Motivation
Most image classification research assumes access to large, curated datasets and GPU clusters. This project investigates the opposite scenario: what happens when you have fewer than 100 images, no specialized hardware, and need to distinguish between two visually similar species — Eastern cottontail rabbits and European hares?
Approach
85 images were scraped from the web and split using Stratified K-Fold Cross Validation to ensure balanced evaluation despite the small, uneven dataset. The CNN architecture was kept deliberately simple to avoid overfitting, with dropout regularization as the primary defense.

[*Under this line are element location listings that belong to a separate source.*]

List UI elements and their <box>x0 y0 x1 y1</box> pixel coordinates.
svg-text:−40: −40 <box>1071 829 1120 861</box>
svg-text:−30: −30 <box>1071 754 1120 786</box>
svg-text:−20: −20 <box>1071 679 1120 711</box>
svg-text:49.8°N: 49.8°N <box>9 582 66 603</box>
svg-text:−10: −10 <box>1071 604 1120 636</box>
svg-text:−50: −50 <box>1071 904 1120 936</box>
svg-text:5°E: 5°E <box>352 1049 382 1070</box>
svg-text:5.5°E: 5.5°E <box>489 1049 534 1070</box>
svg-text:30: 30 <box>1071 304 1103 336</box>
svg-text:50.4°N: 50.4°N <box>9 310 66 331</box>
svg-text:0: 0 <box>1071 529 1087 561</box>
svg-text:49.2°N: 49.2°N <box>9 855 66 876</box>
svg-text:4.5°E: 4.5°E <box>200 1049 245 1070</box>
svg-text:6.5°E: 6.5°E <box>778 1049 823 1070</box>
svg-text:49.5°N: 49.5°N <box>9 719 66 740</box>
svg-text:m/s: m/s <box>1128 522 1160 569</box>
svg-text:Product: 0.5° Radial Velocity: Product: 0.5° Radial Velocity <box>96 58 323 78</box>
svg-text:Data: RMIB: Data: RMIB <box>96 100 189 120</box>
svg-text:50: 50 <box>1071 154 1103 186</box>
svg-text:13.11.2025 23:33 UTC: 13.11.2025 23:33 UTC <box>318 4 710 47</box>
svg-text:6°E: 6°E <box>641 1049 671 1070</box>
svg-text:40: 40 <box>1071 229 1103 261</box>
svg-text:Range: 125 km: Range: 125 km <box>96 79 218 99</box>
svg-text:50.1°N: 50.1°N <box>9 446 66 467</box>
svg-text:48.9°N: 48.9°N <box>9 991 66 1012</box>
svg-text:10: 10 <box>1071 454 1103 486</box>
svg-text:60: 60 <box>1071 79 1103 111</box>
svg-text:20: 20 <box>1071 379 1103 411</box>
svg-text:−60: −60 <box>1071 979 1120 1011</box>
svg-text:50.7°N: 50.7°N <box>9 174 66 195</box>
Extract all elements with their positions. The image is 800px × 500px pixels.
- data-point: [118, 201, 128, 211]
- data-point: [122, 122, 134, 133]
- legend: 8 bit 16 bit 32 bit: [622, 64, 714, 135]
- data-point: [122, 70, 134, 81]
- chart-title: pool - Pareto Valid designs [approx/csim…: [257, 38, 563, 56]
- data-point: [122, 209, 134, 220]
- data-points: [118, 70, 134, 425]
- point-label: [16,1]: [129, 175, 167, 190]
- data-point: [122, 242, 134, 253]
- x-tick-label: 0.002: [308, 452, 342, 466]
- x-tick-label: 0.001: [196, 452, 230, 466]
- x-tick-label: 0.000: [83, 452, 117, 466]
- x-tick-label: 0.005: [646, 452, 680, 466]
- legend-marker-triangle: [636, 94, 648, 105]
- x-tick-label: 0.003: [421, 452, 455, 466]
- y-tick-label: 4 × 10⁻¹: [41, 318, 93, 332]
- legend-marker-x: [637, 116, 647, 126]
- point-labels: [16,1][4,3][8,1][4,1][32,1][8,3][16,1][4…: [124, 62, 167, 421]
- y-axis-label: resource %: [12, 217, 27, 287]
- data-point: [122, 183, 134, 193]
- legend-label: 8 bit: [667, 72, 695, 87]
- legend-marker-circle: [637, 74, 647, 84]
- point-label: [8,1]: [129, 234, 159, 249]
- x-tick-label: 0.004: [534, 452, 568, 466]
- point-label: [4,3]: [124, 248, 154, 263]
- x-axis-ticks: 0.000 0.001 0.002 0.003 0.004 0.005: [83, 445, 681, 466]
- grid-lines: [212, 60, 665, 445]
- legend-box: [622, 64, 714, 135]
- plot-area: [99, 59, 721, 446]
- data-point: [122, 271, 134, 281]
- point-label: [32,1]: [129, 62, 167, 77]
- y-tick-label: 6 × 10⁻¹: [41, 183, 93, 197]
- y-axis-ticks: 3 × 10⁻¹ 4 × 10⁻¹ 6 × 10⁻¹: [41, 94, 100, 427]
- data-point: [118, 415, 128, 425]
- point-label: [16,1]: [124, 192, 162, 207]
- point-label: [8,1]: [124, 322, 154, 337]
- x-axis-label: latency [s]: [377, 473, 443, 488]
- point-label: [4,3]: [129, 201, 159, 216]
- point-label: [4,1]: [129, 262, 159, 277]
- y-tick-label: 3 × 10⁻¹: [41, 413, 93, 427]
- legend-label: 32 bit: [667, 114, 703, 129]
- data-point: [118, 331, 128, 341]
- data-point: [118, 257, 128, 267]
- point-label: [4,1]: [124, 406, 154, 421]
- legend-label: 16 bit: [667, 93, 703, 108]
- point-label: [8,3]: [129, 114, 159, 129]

A systematic search over optimizers (Adam, SGD, SGD+momentum), batch sizes (2, 4, 8), and architecture depth was conducted. Each configuration was evaluated across all folds to produce reliable metrics.
Results
The best configuration — SGD with momentum and a batch size of 2 — achieved:
- Test accuracy: 0.647
- F1 score: 0.575
- Precision: 0.8
- Recall: 0.625
Smaller batch sizes consistently outperformed larger ones, likely because they introduced beneficial noise during gradient updates on such a small dataset.
Key Takeaway
Architecture and regularization can only compensate so much for insufficient data. Despite exploring a wide range of hyperparameter combinations and applying standard small-dataset techniques, accuracy plateaued well below what would be achievable with a larger corpus. The fundamental bottleneck is data quantity — not model capacity or training strategy.